I think “the human brain as one general-purpose cognitive organ” is a crazy thing to believe, and if anyone actually believes that I join you in disagreeing. For example, part of the medulla regulates your heart rate, and that’s the only thing it does, and the only thing it can do, and it would be crazy to describe that as a “general-purpose cognitive” capability.

That said, I imagine that there are at least a few things that you would classify as “psychological adaptations” whereas I would want to explain them in other ways, e.g. if humans all have pretty similar within-lifetime learning algorithms, with pretty similar reward circuitry, and they all grow up in pretty similar environments (in certain respects), then maybe they’re going to wind up learning similar things (in some cases), and those things can even wind up reliably in the same part of the cortex.

What counts as success or failure? You have no idea.

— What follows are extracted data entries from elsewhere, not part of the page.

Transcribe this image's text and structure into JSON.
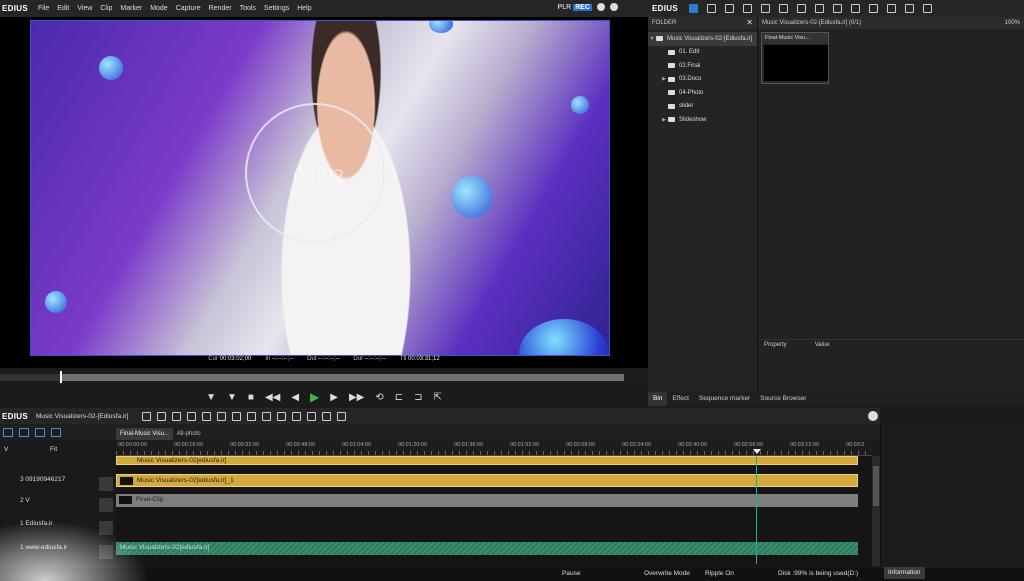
{
  "app": {
    "logo": "EDIUS"
  },
  "menu": [
    "File",
    "Edit",
    "View",
    "Clip",
    "Marker",
    "Mode",
    "Capture",
    "Render",
    "Tools",
    "Settings",
    "Help"
  ],
  "mode": {
    "plr": "PLR",
    "rec": "REC"
  },
  "preview": {
    "overlay_time": "03:02",
    "timecodes": [
      {
        "label": "Cur",
        "value": "00:03:02;00"
      },
      {
        "label": "In",
        "value": "--:--:--;--"
      },
      {
        "label": "Out",
        "value": "--:--:--;--"
      },
      {
        "label": "Dur",
        "value": "--:--:--;--"
      },
      {
        "label": "Ttl",
        "value": "00:03:31;12"
      }
    ],
    "accent": "#3a55c6"
  },
  "folder_pane": {
    "title": "FOLDER",
    "root": "Music Visualizers-02-[Ediusfa.ir]",
    "items": [
      {
        "label": "01. Edit",
        "expandable": false
      },
      {
        "label": "02.Final",
        "expandable": false
      },
      {
        "label": "03.Doco",
        "expandable": true
      },
      {
        "label": "04-Photo",
        "expandable": false
      },
      {
        "label": "slider",
        "expandable": false
      },
      {
        "label": "Slideshow",
        "expandable": true
      }
    ]
  },
  "bin_pane": {
    "title": "Music Visualizers-02-[Ediusfa.ir] (0/1)",
    "zoom": "100%",
    "clip_label": "Final-Music Visu...",
    "property_header": "Property",
    "value_header": "Value"
  },
  "bottom_tabs": [
    "Bin",
    "Effect",
    "Sequence marker",
    "Source Browser"
  ],
  "timeline": {
    "logo": "EDIUS",
    "sequence_name": "Music Visualizers-02-[Ediusfa.ir]",
    "tabs": [
      "Final-Music Visu...",
      "All-photo"
    ],
    "fit_label": "Fit",
    "ruler": [
      "00:00:00;00",
      "00:00:16:00",
      "00:00:32:00",
      "00:00:48:00",
      "00:01:04:00",
      "00:01:20:00",
      "00:01:36:00",
      "00:01:52:00",
      "00:02:08:00",
      "00:02:24:00",
      "00:02:40:00",
      "00:02:56:00",
      "00:03:12:00",
      "00:03:2"
    ],
    "tracks": [
      {
        "name": "3 09190946217",
        "clip": "Music Visualizers-02[ediusfa.ir]_1",
        "type": "gold"
      },
      {
        "name": "2 V",
        "clip": "Final-Clip",
        "type": "gray"
      },
      {
        "name": "1 Ediusfa.ir",
        "clip": "",
        "type": "empty"
      },
      {
        "name": "1 www.ediusfa.ir",
        "clip": "Music Visualizers-02[ediusfa.ir]",
        "type": "audio"
      }
    ],
    "top_clip": "Music Visualizers-02[ediusfa.ir]",
    "v_label": "V"
  },
  "status": {
    "state": "Pause",
    "mode": "Overwrite Mode",
    "ripple": "Ripple On",
    "disk": "Disk :99% is being used(D:)",
    "info_tab": "Information"
  }
}
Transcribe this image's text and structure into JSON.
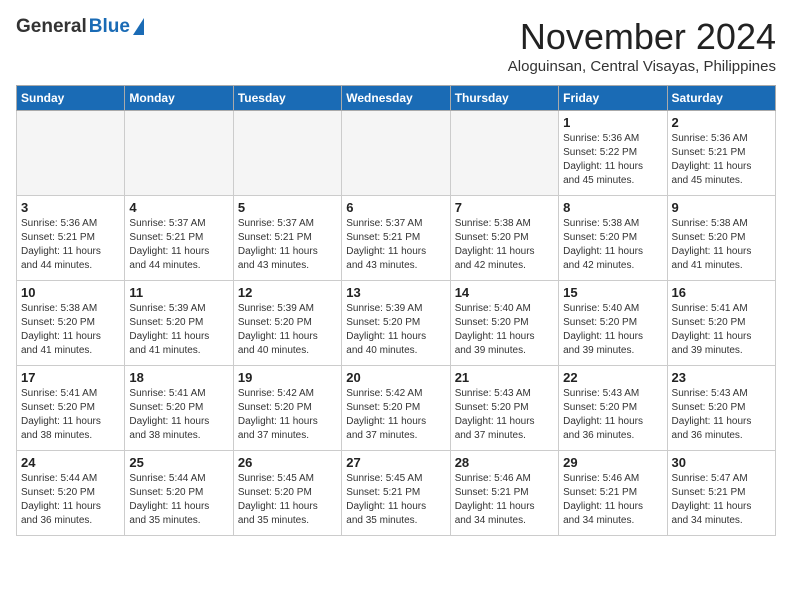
{
  "logo": {
    "general": "General",
    "blue": "Blue"
  },
  "header": {
    "month": "November 2024",
    "location": "Aloguinsan, Central Visayas, Philippines"
  },
  "weekdays": [
    "Sunday",
    "Monday",
    "Tuesday",
    "Wednesday",
    "Thursday",
    "Friday",
    "Saturday"
  ],
  "weeks": [
    [
      {
        "day": "",
        "info": ""
      },
      {
        "day": "",
        "info": ""
      },
      {
        "day": "",
        "info": ""
      },
      {
        "day": "",
        "info": ""
      },
      {
        "day": "",
        "info": ""
      },
      {
        "day": "1",
        "info": "Sunrise: 5:36 AM\nSunset: 5:22 PM\nDaylight: 11 hours\nand 45 minutes."
      },
      {
        "day": "2",
        "info": "Sunrise: 5:36 AM\nSunset: 5:21 PM\nDaylight: 11 hours\nand 45 minutes."
      }
    ],
    [
      {
        "day": "3",
        "info": "Sunrise: 5:36 AM\nSunset: 5:21 PM\nDaylight: 11 hours\nand 44 minutes."
      },
      {
        "day": "4",
        "info": "Sunrise: 5:37 AM\nSunset: 5:21 PM\nDaylight: 11 hours\nand 44 minutes."
      },
      {
        "day": "5",
        "info": "Sunrise: 5:37 AM\nSunset: 5:21 PM\nDaylight: 11 hours\nand 43 minutes."
      },
      {
        "day": "6",
        "info": "Sunrise: 5:37 AM\nSunset: 5:21 PM\nDaylight: 11 hours\nand 43 minutes."
      },
      {
        "day": "7",
        "info": "Sunrise: 5:38 AM\nSunset: 5:20 PM\nDaylight: 11 hours\nand 42 minutes."
      },
      {
        "day": "8",
        "info": "Sunrise: 5:38 AM\nSunset: 5:20 PM\nDaylight: 11 hours\nand 42 minutes."
      },
      {
        "day": "9",
        "info": "Sunrise: 5:38 AM\nSunset: 5:20 PM\nDaylight: 11 hours\nand 41 minutes."
      }
    ],
    [
      {
        "day": "10",
        "info": "Sunrise: 5:38 AM\nSunset: 5:20 PM\nDaylight: 11 hours\nand 41 minutes."
      },
      {
        "day": "11",
        "info": "Sunrise: 5:39 AM\nSunset: 5:20 PM\nDaylight: 11 hours\nand 41 minutes."
      },
      {
        "day": "12",
        "info": "Sunrise: 5:39 AM\nSunset: 5:20 PM\nDaylight: 11 hours\nand 40 minutes."
      },
      {
        "day": "13",
        "info": "Sunrise: 5:39 AM\nSunset: 5:20 PM\nDaylight: 11 hours\nand 40 minutes."
      },
      {
        "day": "14",
        "info": "Sunrise: 5:40 AM\nSunset: 5:20 PM\nDaylight: 11 hours\nand 39 minutes."
      },
      {
        "day": "15",
        "info": "Sunrise: 5:40 AM\nSunset: 5:20 PM\nDaylight: 11 hours\nand 39 minutes."
      },
      {
        "day": "16",
        "info": "Sunrise: 5:41 AM\nSunset: 5:20 PM\nDaylight: 11 hours\nand 39 minutes."
      }
    ],
    [
      {
        "day": "17",
        "info": "Sunrise: 5:41 AM\nSunset: 5:20 PM\nDaylight: 11 hours\nand 38 minutes."
      },
      {
        "day": "18",
        "info": "Sunrise: 5:41 AM\nSunset: 5:20 PM\nDaylight: 11 hours\nand 38 minutes."
      },
      {
        "day": "19",
        "info": "Sunrise: 5:42 AM\nSunset: 5:20 PM\nDaylight: 11 hours\nand 37 minutes."
      },
      {
        "day": "20",
        "info": "Sunrise: 5:42 AM\nSunset: 5:20 PM\nDaylight: 11 hours\nand 37 minutes."
      },
      {
        "day": "21",
        "info": "Sunrise: 5:43 AM\nSunset: 5:20 PM\nDaylight: 11 hours\nand 37 minutes."
      },
      {
        "day": "22",
        "info": "Sunrise: 5:43 AM\nSunset: 5:20 PM\nDaylight: 11 hours\nand 36 minutes."
      },
      {
        "day": "23",
        "info": "Sunrise: 5:43 AM\nSunset: 5:20 PM\nDaylight: 11 hours\nand 36 minutes."
      }
    ],
    [
      {
        "day": "24",
        "info": "Sunrise: 5:44 AM\nSunset: 5:20 PM\nDaylight: 11 hours\nand 36 minutes."
      },
      {
        "day": "25",
        "info": "Sunrise: 5:44 AM\nSunset: 5:20 PM\nDaylight: 11 hours\nand 35 minutes."
      },
      {
        "day": "26",
        "info": "Sunrise: 5:45 AM\nSunset: 5:20 PM\nDaylight: 11 hours\nand 35 minutes."
      },
      {
        "day": "27",
        "info": "Sunrise: 5:45 AM\nSunset: 5:21 PM\nDaylight: 11 hours\nand 35 minutes."
      },
      {
        "day": "28",
        "info": "Sunrise: 5:46 AM\nSunset: 5:21 PM\nDaylight: 11 hours\nand 34 minutes."
      },
      {
        "day": "29",
        "info": "Sunrise: 5:46 AM\nSunset: 5:21 PM\nDaylight: 11 hours\nand 34 minutes."
      },
      {
        "day": "30",
        "info": "Sunrise: 5:47 AM\nSunset: 5:21 PM\nDaylight: 11 hours\nand 34 minutes."
      }
    ]
  ]
}
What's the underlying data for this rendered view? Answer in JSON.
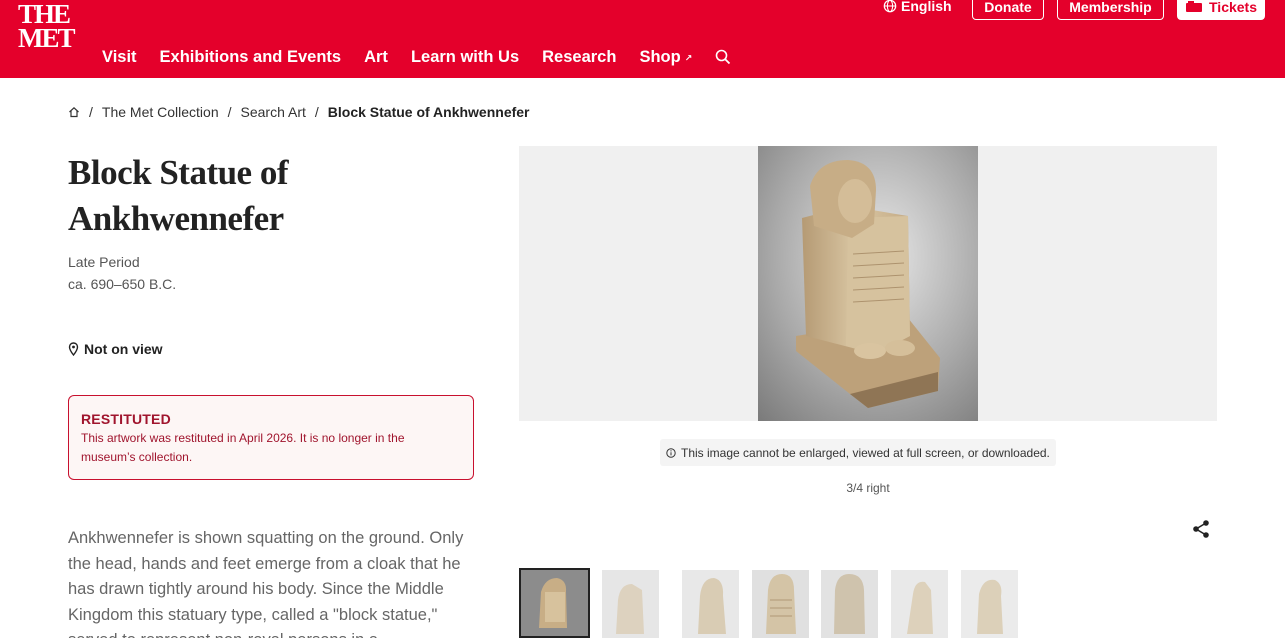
{
  "header": {
    "logo_line1": "THE",
    "logo_line2": "MET",
    "language": "English",
    "donate": "Donate",
    "membership": "Membership",
    "tickets": "Tickets",
    "nav": [
      "Visit",
      "Exhibitions and Events",
      "Art",
      "Learn with Us",
      "Research",
      "Shop"
    ],
    "shop_external_icon": "external-link-icon",
    "brand_color": "#e4002b"
  },
  "breadcrumb": {
    "home_icon": "home-icon",
    "items": [
      "The Met Collection",
      "Search Art"
    ],
    "current": "Block Statue of Ankhwennefer"
  },
  "object": {
    "title": "Block Statue of Ankhwennefer",
    "period": "Late Period",
    "date": "ca. 690–650 B.C.",
    "on_view": "Not on view",
    "restituted_title": "RESTITUTED",
    "restituted_text": "This artwork was restituted in April 2026. It is no longer in the museum’s collection.",
    "description": "Ankhwennefer is shown squatting on the ground. Only the head, hands and feet emerge from a cloak that he has drawn tightly around his body. Since the Middle Kingdom this statuary type, called a \"block statue,\" served to represent non-royal persons in a"
  },
  "image": {
    "notice": "This image cannot be enlarged, viewed at full screen, or downloaded.",
    "caption": "3/4 right",
    "thumbnail_count": 7
  }
}
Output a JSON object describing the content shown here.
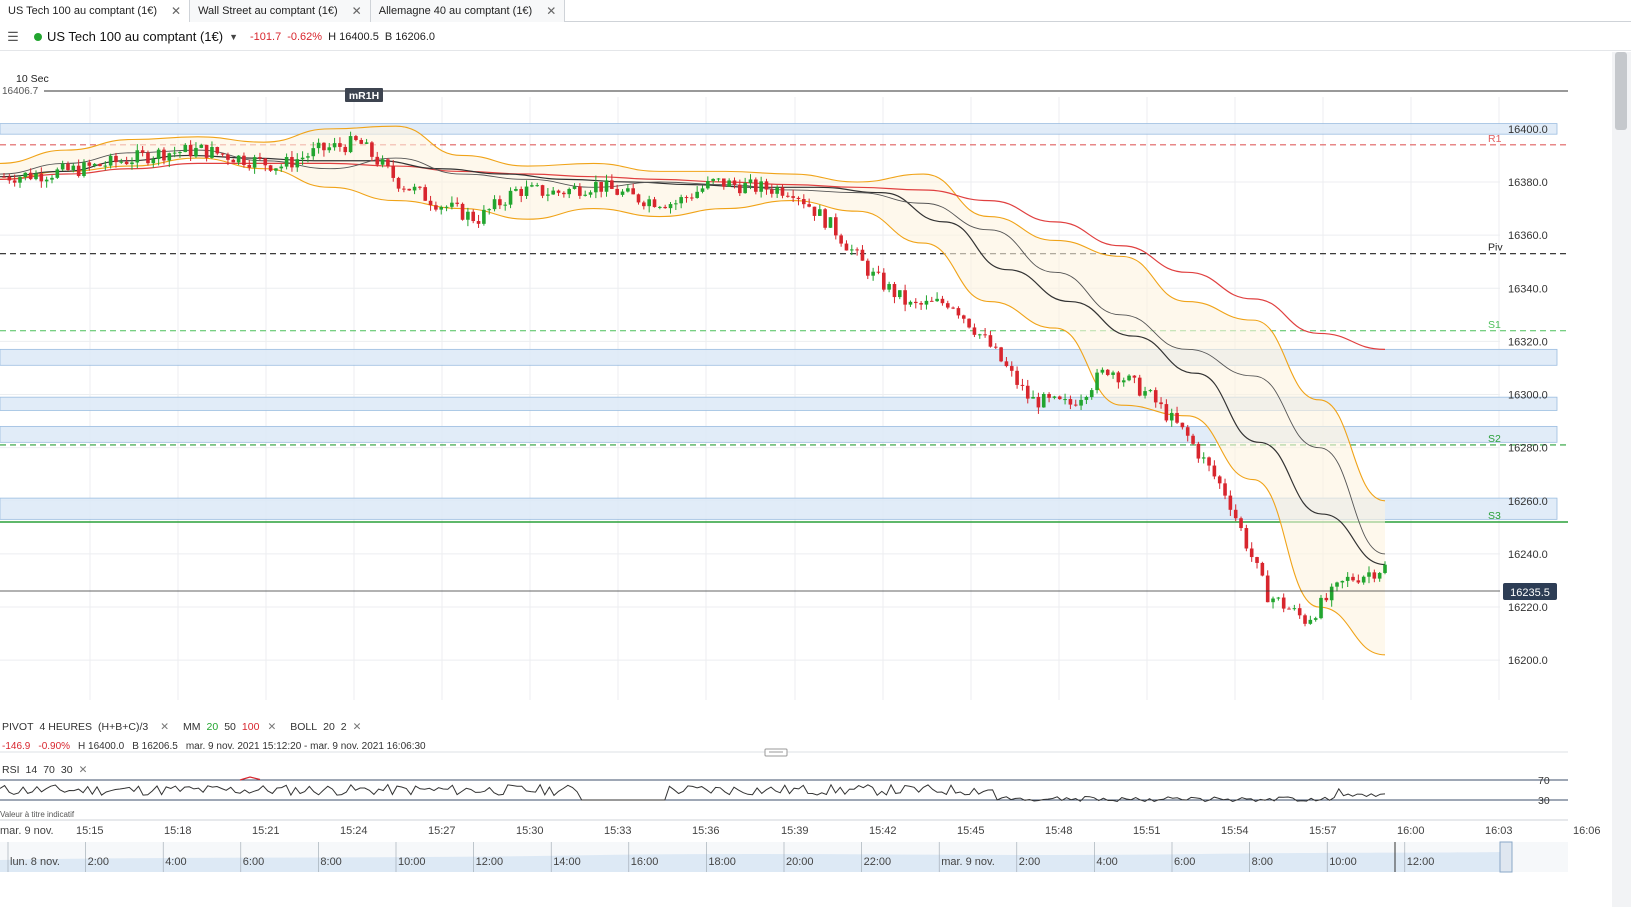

You have to make guesses about what counts as ‘reward’ or ‘punishment’, by wiring up your perceptual systems in a way that assigns a valence (positive or negative) to each situation that seems like it might be important to survival or reproduction.

It’s probably worth noting that I agree with this paragraph but in my mind it would be referring to the “perceptual systems” of the hypothalamus & brainstem, not the thalamocortical ones. For visual, that would be mainly the superior colliculus / optic tectum. For example, the mouse superior colliculus innately detects expanding dark blobs in the upper FOV (which triggers on incoming-birds-of-prey) and triggers a scamper-away reflex (along with presumably negative valence), and I think the human superior colliculus has analogous heuristic detectors tuned to scuttling spiders & slithering snakes & human faces and a number of other things like that. And I think the information content / recipes necessary to detect those things is coming straight from the genome. (The literature on all these things is a bit of a mess in some cases, but I’m happy to discuss why I believe that in more detail.)